Se depender da gente que é jogador, é o que eu falei: para mim, é como se fosse o último prato de comida. Eu vou dar a minha vida por isso, se precisar morrer em campo pela Seleção, eu vou morrer. Porque esse sempre foi o maior sonho da minha vida: vestir a camisa da Seleção numa Copa do Mundo. Se a gente puder ser campeão, algo em que eu acredito muito, será algo inesquecível.”
A caminhada pelo sonhado hexa passa pelo Grupo C da Copa do Mundo. O Brasil estreia contra Marrocos (13 de junho) e na sequência pega Haiti (19) e Escócia (24). Bruno assumiu a responsabilidade de brigar pela liderança, avaliou o nível da chave e elegeu qual jogo é o mais importante.

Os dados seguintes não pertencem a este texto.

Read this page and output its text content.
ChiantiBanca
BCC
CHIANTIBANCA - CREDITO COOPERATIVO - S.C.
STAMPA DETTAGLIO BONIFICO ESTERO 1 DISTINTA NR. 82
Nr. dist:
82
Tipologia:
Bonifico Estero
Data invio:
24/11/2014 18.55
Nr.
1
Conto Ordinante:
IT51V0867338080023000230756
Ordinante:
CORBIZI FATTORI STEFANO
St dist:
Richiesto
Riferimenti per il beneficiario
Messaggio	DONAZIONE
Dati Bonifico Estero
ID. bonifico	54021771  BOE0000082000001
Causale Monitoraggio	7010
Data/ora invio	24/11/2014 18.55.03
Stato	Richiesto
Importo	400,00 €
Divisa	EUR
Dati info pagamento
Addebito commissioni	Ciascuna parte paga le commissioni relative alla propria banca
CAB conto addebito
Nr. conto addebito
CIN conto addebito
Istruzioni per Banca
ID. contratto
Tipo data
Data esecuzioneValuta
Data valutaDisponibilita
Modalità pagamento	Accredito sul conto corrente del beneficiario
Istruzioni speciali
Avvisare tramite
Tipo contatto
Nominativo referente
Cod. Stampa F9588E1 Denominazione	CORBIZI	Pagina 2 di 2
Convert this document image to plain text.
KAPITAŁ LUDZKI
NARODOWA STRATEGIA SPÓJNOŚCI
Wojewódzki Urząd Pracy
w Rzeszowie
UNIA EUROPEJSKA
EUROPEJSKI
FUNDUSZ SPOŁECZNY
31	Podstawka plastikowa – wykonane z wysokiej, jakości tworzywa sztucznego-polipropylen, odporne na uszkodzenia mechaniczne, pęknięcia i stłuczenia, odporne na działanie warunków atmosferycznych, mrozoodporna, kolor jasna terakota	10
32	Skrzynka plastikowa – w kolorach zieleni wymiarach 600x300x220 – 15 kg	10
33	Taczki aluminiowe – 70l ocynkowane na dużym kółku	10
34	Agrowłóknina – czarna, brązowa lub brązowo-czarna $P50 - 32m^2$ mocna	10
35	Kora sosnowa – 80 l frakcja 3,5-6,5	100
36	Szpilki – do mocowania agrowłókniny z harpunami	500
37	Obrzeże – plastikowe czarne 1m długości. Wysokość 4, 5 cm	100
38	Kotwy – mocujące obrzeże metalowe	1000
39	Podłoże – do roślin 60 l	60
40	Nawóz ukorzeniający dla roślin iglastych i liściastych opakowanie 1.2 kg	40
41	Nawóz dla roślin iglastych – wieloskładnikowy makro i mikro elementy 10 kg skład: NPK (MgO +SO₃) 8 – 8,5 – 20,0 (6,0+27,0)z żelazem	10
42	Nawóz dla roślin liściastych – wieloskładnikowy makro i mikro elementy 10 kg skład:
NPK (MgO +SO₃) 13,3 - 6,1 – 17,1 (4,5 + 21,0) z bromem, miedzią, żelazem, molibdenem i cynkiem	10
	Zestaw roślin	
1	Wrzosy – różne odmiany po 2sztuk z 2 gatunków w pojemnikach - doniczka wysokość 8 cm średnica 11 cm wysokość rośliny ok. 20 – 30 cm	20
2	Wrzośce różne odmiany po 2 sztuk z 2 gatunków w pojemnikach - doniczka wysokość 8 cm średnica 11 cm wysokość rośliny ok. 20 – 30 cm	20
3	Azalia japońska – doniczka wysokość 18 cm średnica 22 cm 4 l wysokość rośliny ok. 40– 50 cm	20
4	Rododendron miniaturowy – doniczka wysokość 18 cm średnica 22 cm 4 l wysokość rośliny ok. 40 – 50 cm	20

– Cara, eu vejo um grupo muito difícil. Obviamente, vestindo a camisa da Seleção, a gente tem a obrigação de passar nesse grupo em primeiro, mas não é um grupo fácil. O Marrocos veio aí de final da Copa Africana de Nações, a Escócia tem muitos jogadores com experiência na Premier League, que é a liga mais difícil do mundo. O Haiti ainda tenho que ver mais, mas se está na Copa do Mundo merece total respeito somente por estar, porque é muito difícil poder estar numa Copa do Mundo. A gente viu aí a Itália ficando fora.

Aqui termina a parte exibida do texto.